During this time I also did these things!
- Produced a live radio play called VRMP Radio: The 5 People You Meet In Hell
- Produced a podcast about creative women in Toronto called Her Name Is…
- Wrote multiple comedy horror guitar songs
- Made dozens of shorts under the Pineapple Skeleton brand
- Attempted and failed a few times to properly start my own marketing/event planning business
By the end of it all, we were in debt. So I started building websites to pay off the debt while I was still working my full-time marketing job. (Here’s where the later part comes in!) This period of my life was incredibly important for my career. Not only did I learn that I have ADHD, I also proved to myself that I could do everything I wanted to be doing while working this full-time job.
So it wasn’t as cut and dry as people had always said!
I got REALLY good at building websites, and a few months into it was making enough money to leave the full-time job and venture out on my own. Thus began the first iteration of The Ultimate Creative, a company that acted as an out-of-house marketing department for small businesses that needed a high level of expertise with enough budget to hire an intern. Somehow, I managed to create a job for myself! HOW COOL IS THAT?
But it honestly wasn’t everything I had ever wanted.
We were in New York for the screening of Impossible Horror at the Scary Movies film fest and I decided to go walk up and down 5th Avenue on Sunday morning. I found myself suddenly at 30 Rockerfeller Plaza by chance. I only realized that I was there because I was trying to get the last drop of coffee out of my cup, and I tilted my head back and saw THE BUILDING. You know, the one where great TV is made? The one in the opening credits of 30 Rock? THE ONE THAT TINA FEY BECAME AN ICON IN?
So I immediately got on the phone with the Second City training centre in Toronto and booked myself in for the next available sketch writing class. That class gave me such bad anxiety I forced myself to sign up for improv in the next term. That class made me feel like a million bucks and suddenly I was making two different web series! One called Venture Shark and the other one called Date Kate. A bunch of us formed a comedy troupe called Weird Town and produced a few shows together, but it didn’t last long. I’m PLEASED AS PUNCH to say that I’m now in a troupe called Big Chick Energy with some of the same people and I’ve never felt more creatively satisfied in my life!
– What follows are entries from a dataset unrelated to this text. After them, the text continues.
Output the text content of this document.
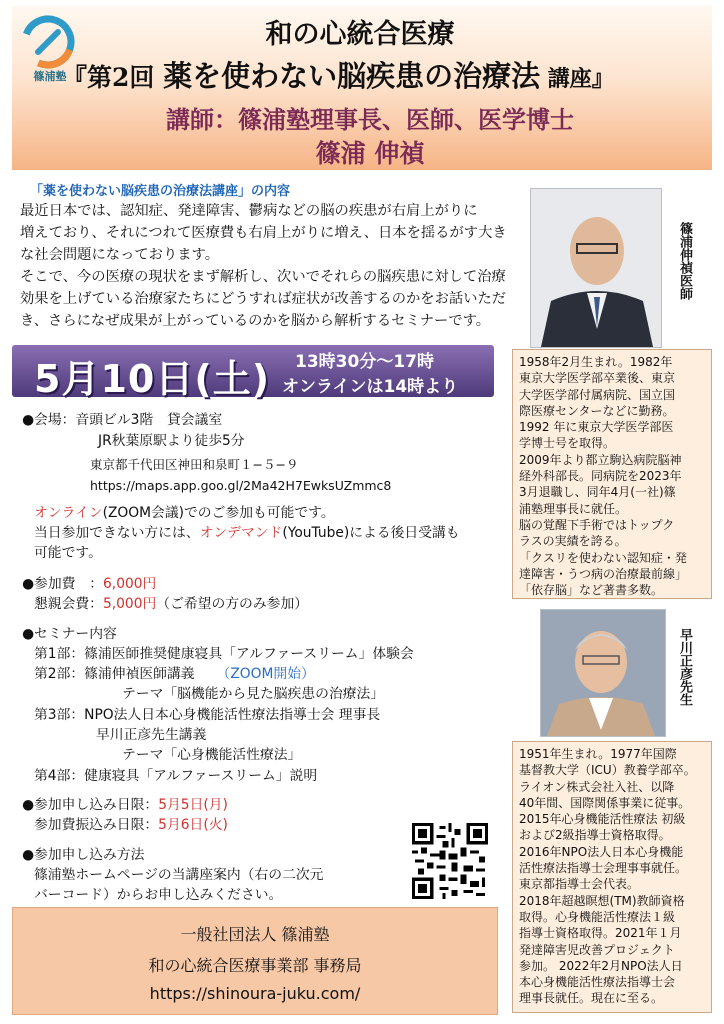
篠浦塾
和の心統合医療
『第2回 薬を使わない脳疾患の治療法 講座』
講師：篠浦塾理事長、医師、医学博士
篠浦 伸禎
「薬を使わない脳疾患の治療法講座」の内容
最近日本では、認知症、発達障害、鬱病などの脳の疾患が右肩上がりに
増えており、それにつれて医療費も右肩上がりに増え、日本を揺るがす大き
な社会問題になっております。
そこで、今の医療の現状をまず解析し、次いでそれらの脳疾患に対して治療
効果を上げている治療家たちにどうすれば症状が改善するのかをお話いただ
き、さらになぜ成果が上がっているのかを脳から解析するセミナーです。
篠浦伸禎医師
1958年2月生まれ。1982年
東京大学医学部卒業後、東京
大学医学部付属病院、国立国
際医療センターなどに勤務。
1992 年に東京大学医学部医
学博士号を取得。
2009年より都立駒込病院脳神
経外科部長。同病院を2023年
3月退職し、同年4月(一社)篠
浦塾理事長に就任。
脳の覚醒下手術ではトップク
ラスの実績を誇る。
「クスリを使わない認知症・発
達障害・うつ病の治療最前線」
「依存脳」など著書多数。
5月10日(土) 13時30分～17時
オンラインは14時より
●会場：音頭ビル3階　貸会議室
JR秋葉原駅より徒歩5分
東京都千代田区神田和泉町１−５−９
https://maps.app.goo.gl/2Ma42H7EwksUZmmc8
オンライン(ZOOM会議)でのご参加も可能です。
当日参加できない方には、オンデマンド(YouTube)による後日受講も
可能です。
●参加費　：6,000円
懇親会費：5,000円（ご希望の方のみ参加）
●セミナー内容
第1部：篠浦医師推奨健康寝具「アルファースリーム」体験会
第2部：篠浦伸禎医師講義 （ZOOM開始）
テーマ「脳機能から見た脳疾患の治療法」
第3部：NPO法人日本心身機能活性療法指導士会 理事長
早川正彦先生講義
テーマ「心身機能活性療法」
第4部：健康寝具「アルファースリーム」説明
●参加申し込み日限：5月5日(月)
参加費振込み日限：5月6日(火)
●参加申し込み方法
篠浦塾ホームページの当講座案内（右の二次元
バーコード）からお申し込みください。
早川正彦先生
1951年生まれ。1977年国際
基督教大学（ICU）教養学部卒。
ライオン株式会社入社、以降
40年間、国際関係事業に従事。
2015年心身機能活性療法 初級
および2級指導士資格取得。
2016年NPO法人日本心身機能
活性療法指導士会理事事就任。
東京都指導士会代表。
2018年超越瞑想(TM)教師資格
取得。心身機能活性療法１級
指導士資格取得。2021年１月
発達障害児改善プロジェクト
参加。 2022年2月NPO法人日
本心身機能活性療法指導士会
理事長就任。現在に至る。
一般社団法人 篠浦塾
和の心統合医療事業部 事務局
https://shinoura-juku.com/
My business continued and I officially joined forces with a friend to evolve into The Concept Agency which is now one of my creative strategic partners. Although the partnership didn’t work out it still provided me with a great opportunity to learn and grow, to understand my limitations and my preferences, and a great body of work.
So now what?
Well now I’m writing this blog explaining myself! And I like telling this story because if I had read it 10 years ago, I would have been a lot less hard on myself to be majorly successful immediately at everything I set out to do. The fact is, I’m doing well for myself now, both financially and mentally, and I’ve created a career that lets me be me all the time.